Second part is to support Indian companies to export capital goods into the markets where we already have trade deficit available and that will be taken through the diplomatic channels as far as negotiations are done to ensure that there is always a fillip given and government also do take supportive route for the industry, that is the next area.

Long term credit facilities will be made available because Indian companies compete with Japanese, Korean and even Chinese competition who normally come with credit support also. So, EXIM bank will be the road which we create to support. So, that is why it is a very lengthy, fairly well written policy. Now it depends a lot on implementation.

Q: What are the existing capacity utilisation levels at Thermax in particular and general industry wide levels, so that we know the immediate numbers from where we are hoping to scale up and get things back to normal and better than normal as well?

Unnikrishnan: On an average, the capacity utilisation varies between 45 percent and 70 percent of the industry. Themax could be between maybe 50 percent and 60 percent depending upon location you are talking about. On an average you can say just above 50-55 percent in the country in capacity utilisation.

Q: So we are talking about moving or boosting capacity utilisation from just around 50 percent. Are you hoping that some of the slightly more protectionist measures that you alluded to earlier, that they will be of much help to domestic manufacturers?

Unnikrishnan: 100 percent forget about supportive or that kind of measures, even a level playing field. For example, an international company is given a letter of credit even by public sector undertaking for import of capital equipments whereas an Indian company will have to wait for the payment after the supply is made. So where is the equality prevalent?

Some of the rules are very archaic in the country in support of import not for local. So, those are the things which we will be ensuring that there is a preference given to that. Indian companies may not ask for a protection beyond a level. I think there are companies in India who are capable of fighting the level competition provided there is a level playing field available. However, there are countries like China, Japan especially where there are benefits given for exporting outside the country which means they are already being subsidised by the local government and that is why they are able to supply it cheap in India.

So, that kind of facility is not available so those are the areas where the government is now taking initiative as per this policy. Now the implementation is the most important crucial thing where I believe there is a joint taskforce which will created between the multiple ministries because capital goods is coming under department of heavy industries and they alone will not be able to implement it. It has to have the support of commerce ministry, finance ministry and various other concerning ministries like power ministry, steel ministry all of them.

Q: The policy has been approved, what according to you will be the biggest features which might come to the help and rescue of domestic capital goods companies?

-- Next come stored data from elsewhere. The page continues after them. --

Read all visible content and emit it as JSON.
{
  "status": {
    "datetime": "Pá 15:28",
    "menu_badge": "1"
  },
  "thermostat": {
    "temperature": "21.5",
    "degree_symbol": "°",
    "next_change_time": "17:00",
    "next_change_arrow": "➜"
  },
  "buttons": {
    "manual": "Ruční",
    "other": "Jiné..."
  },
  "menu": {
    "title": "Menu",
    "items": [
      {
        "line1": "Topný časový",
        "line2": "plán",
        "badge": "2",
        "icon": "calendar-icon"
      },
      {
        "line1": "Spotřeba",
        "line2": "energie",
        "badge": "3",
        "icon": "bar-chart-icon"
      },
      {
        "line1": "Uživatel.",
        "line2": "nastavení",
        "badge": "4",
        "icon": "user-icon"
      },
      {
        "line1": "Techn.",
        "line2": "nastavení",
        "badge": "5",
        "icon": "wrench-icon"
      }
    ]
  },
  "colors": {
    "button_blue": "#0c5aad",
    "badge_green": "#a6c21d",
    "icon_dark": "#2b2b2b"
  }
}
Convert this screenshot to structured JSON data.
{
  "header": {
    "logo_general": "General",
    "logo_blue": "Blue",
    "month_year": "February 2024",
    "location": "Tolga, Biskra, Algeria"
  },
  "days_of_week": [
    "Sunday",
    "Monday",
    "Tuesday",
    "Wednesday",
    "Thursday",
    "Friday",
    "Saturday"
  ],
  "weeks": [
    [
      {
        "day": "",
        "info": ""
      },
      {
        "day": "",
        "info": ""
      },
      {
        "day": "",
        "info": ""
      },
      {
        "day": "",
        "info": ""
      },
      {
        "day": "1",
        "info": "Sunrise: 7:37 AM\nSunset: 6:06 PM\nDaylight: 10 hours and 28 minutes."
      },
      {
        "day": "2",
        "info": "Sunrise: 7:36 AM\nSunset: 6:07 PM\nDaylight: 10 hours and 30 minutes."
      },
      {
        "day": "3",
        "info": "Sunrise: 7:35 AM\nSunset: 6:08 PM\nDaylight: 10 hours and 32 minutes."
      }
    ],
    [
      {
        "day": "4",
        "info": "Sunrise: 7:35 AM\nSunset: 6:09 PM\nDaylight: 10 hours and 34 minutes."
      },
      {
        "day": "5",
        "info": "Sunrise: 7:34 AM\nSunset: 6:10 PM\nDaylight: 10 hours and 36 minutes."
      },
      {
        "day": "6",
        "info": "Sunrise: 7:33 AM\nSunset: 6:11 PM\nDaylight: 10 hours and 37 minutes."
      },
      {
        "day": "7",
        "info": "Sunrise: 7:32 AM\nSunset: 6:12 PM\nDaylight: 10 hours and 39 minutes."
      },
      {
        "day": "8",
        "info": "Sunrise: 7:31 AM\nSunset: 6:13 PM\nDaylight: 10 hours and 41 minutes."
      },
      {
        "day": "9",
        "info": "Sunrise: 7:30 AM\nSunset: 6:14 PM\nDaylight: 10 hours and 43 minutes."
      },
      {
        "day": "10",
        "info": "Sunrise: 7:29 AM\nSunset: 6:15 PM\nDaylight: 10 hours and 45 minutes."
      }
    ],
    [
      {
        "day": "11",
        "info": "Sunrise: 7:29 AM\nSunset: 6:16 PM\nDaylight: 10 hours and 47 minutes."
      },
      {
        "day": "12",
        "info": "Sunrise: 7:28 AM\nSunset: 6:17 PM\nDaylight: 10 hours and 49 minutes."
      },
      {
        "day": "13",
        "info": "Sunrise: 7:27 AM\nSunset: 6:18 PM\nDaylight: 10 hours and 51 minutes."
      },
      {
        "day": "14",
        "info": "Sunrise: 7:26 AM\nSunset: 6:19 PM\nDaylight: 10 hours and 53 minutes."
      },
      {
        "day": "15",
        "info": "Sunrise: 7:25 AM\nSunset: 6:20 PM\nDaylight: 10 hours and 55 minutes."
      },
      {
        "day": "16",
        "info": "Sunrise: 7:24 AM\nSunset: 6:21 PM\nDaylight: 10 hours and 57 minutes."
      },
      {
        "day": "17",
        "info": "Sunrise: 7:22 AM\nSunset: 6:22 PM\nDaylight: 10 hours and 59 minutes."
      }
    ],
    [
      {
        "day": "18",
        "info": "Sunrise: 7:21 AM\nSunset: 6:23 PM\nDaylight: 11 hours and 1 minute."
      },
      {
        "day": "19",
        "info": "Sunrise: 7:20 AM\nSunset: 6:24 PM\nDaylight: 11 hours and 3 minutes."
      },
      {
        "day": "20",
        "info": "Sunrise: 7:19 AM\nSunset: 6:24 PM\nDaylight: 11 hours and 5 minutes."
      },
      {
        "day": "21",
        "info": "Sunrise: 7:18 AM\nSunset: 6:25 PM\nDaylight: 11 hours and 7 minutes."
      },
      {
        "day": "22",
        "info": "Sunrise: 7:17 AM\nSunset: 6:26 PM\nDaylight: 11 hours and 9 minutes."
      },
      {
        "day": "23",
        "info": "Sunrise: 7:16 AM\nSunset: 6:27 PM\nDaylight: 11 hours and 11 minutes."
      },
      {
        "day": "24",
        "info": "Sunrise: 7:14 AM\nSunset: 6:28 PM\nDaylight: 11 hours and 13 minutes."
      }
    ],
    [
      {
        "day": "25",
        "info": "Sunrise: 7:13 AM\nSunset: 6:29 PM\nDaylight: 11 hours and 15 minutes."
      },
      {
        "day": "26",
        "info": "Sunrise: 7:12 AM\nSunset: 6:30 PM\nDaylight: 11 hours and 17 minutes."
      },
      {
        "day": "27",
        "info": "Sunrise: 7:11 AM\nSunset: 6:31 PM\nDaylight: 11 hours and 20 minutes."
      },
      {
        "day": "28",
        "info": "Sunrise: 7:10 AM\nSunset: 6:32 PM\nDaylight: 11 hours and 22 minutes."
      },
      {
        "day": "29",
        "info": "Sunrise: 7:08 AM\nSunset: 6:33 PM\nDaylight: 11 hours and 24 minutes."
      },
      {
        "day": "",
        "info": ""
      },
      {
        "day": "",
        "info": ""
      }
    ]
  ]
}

Natarajan: I haven't gone through the policy document as such but from the information that I have received, I could not agree more with what Unnikrishnan has to say. I totally agree about the export focus and especially talking about factor cost reduction in terms of giving level playing field for boosting exports. I fully agree with that part. However, having said that, two things that concern and even external aggregate demand currently looks bleak and even the domestic, if you look at any of the indicators, capacity utilization, it continues to look bleak.

I fail to see positive green shoots for domestic as well as export markets so these are the short-term concerns that need to be addressed first. We need to see how things are from here. Having said that, the entire policy that is good for the long-term as such, I fully agree with that.